CROW VALLEY, Philippines -- The gray, muddy flats of Crow Valley look like a photo of the moon was transposed over the jungle terrain of the Philippines. When rain isn’t turning the valley into a near impassable river, the jungle heat is turning it into a sweltering oven. For U.S. Marines and Philippine Marines, the unforgiving terrain of Crow Valley is a perfect training environment for Amphibious Landing Exercise 2015.
U.S. Marines with Company E, Battalion Landing Team 2nd Battalion, 5th Marines, 31st Marine Expeditionary Unit, and Philippine Marines from the Armed Forces of the Philippines, trained together during PHIBLEX 2015 in Crow Valley, Philippines, from Oct. 2-8.
The alliance between the Philippines and the U.S. has contributed to peace, stability and prosperity in the region for more than 60 years. Efforts to strengthen this partnership are demonstrated in exercises like PHIBLEX every year.
“The purpose of the PHIBLEX is to strengthen our interoperability and our working relationship across military operations from disaster relief to complex joint operations,” said Philippine Marine 1st Lt. Ronald Gonzales, the company commander for 31st Marine Company, Marine Battalion Landing Team 1, AFP. “We are confident that we can work with our U.S. Marine counterparts effectively, and it feels great having the U.S. supporting our country.”
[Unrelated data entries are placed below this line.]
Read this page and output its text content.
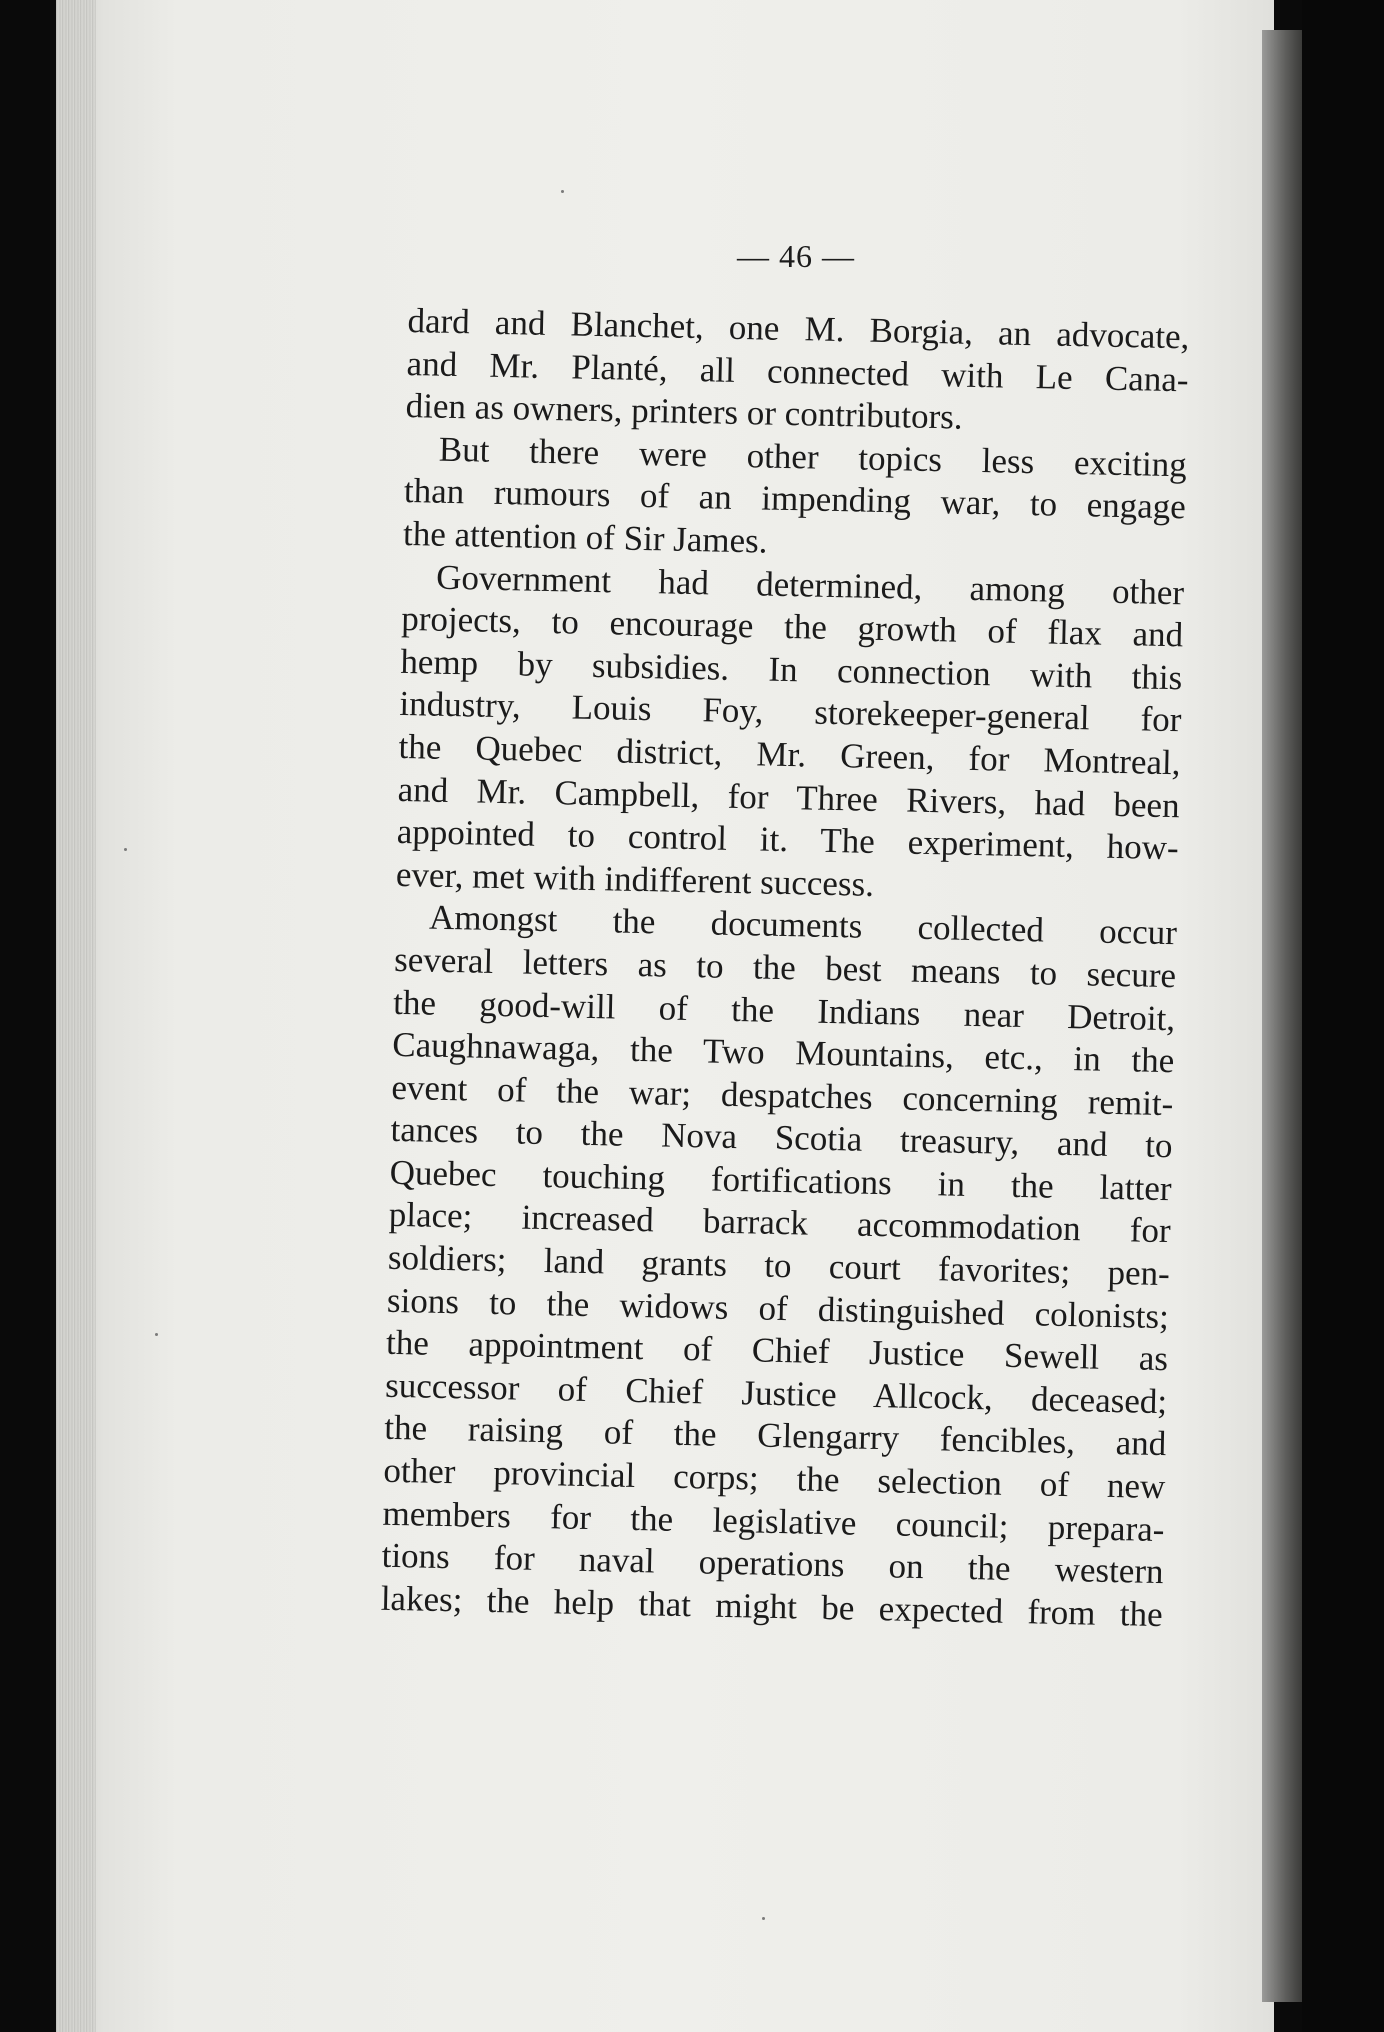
— 46 —
dard and Blanchet, one M. Borgia, an advocate,
and Mr. Planté, all connected with Le Cana-
dien as owners, printers or contributors.
But there were other topics less exciting
than rumours of an impending war, to engage
the attention of Sir James.
Government had determined, among other
projects, to encourage the growth of flax and
hemp by subsidies. In connection with this
industry, Louis Foy, storekeeper-general for
the Quebec district, Mr. Green, for Montreal,
and Mr. Campbell, for Three Rivers, had been
appointed to control it. The experiment, how-
ever, met with indifferent success.
Amongst the documents collected occur
several letters as to the best means to secure
the good-will of the Indians near Detroit,
Caughnawaga, the Two Mountains, etc., in the
event of the war; despatches concerning remit-
tances to the Nova Scotia treasury, and to
Quebec touching fortifications in the latter
place; increased barrack accommodation for
soldiers; land grants to court favorites; pen-
sions to the widows of distinguished colonists;
the appointment of Chief Justice Sewell as
successor of Chief Justice Allcock, deceased;
the raising of the Glengarry fencibles, and
other provincial corps; the selection of new
members for the legislative council; prepara-
tions for naval operations on the western
lakes; the help that might be expected from the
PHIBLEX started with the U.S. Marines and their Philippine counterparts in Crow Valley meeting and learning about each other, as well as opportunities for trading and teaching each other about the different weapon systems.
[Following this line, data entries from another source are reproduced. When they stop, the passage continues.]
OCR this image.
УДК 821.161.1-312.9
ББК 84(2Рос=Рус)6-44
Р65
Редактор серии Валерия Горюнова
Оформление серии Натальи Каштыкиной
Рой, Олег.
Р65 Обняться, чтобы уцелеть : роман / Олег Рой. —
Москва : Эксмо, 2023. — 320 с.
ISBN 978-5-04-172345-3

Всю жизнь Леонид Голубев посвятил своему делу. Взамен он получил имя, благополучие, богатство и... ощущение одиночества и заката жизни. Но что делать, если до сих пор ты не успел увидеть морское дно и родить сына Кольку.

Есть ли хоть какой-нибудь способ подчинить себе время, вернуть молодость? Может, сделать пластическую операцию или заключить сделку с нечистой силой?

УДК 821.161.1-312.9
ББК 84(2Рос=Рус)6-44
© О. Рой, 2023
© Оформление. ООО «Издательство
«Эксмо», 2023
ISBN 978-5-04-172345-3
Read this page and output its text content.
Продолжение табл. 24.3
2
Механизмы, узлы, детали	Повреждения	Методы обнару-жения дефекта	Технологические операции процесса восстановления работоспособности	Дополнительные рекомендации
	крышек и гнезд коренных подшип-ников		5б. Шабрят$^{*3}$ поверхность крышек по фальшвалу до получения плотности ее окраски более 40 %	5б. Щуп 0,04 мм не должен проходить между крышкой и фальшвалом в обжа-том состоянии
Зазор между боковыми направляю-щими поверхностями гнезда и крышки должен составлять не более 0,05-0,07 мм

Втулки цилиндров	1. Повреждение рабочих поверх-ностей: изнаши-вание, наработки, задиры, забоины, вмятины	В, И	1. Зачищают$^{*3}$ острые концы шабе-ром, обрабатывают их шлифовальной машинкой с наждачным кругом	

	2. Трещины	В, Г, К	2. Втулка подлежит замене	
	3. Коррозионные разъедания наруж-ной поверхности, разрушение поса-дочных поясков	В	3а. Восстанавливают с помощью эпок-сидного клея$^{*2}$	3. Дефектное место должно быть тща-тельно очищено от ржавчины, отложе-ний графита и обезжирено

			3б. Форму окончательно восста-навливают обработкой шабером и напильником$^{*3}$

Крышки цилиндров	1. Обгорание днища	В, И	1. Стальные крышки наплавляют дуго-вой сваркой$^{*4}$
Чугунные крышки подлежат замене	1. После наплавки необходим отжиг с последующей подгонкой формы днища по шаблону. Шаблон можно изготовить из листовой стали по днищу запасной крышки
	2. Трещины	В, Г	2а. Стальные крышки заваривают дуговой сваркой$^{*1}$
“It’s not every day that we get to work with another country’s military, especially another Marine Corps,” said Sgt. David Jarvis, a squad leader with Co. E, BLT 2/5, 31st MEU. “We got out there and worked with them hand in hand and everything we did out there was a great success.”
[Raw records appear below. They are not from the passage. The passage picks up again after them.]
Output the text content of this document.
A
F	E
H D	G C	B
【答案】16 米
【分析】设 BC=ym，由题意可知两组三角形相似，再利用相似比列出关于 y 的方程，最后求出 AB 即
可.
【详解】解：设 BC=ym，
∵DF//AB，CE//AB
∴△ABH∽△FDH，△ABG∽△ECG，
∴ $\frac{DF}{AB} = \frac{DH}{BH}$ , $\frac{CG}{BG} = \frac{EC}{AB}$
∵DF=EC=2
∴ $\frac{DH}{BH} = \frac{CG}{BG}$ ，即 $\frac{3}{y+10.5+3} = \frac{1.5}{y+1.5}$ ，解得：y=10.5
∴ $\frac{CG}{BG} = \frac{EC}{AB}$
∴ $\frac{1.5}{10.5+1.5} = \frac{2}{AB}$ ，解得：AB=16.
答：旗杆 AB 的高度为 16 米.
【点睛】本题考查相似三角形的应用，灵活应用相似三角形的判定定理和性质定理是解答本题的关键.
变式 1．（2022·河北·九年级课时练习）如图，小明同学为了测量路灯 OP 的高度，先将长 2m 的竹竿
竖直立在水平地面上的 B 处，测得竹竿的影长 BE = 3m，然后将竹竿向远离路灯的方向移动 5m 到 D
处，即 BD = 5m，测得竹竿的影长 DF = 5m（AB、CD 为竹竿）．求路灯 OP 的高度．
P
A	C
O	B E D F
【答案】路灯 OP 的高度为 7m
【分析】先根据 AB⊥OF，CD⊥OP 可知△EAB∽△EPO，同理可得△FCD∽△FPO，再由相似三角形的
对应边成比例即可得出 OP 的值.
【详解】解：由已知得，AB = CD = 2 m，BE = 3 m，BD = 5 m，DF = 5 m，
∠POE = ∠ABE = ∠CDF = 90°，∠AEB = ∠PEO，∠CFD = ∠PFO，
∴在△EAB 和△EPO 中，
Over a week-long period, the U.S. and Philippine Marines executed several live-fire ranges, working their way up from fire teams to squad and platoon sized elements.
“PHIBLEX gives us a chance to prove that we can effectively integrate with an allied nation, put them into supporting arms positions, put them into integrated fire teams, move them into our squads and have them execute an attack just like we would as if it was one single Marine Corps unit,” said 1st Lt. Kyle King, a platoon commander the company. “This also gives the Marines an appreciation for our allies just in case we do need to come together to push back a foe from another nation, and we would know that we would support them and that they would support us.”
With PHIBLEX at an end the two forces were able to successfully work together, utilizing multiple different tactics and weapon systems.
“Both the Philippine Marines and the U.S. Marines have a lot of pride in what they do and bringing two forces together with so much pride allowed us to really bond and operate together,” said King, a native of Lakewood, California. “I loved seeing the U.S. Marines having a good time with the Philippine Marines, and seeing them act as one unit coming together rather than two separate entities.”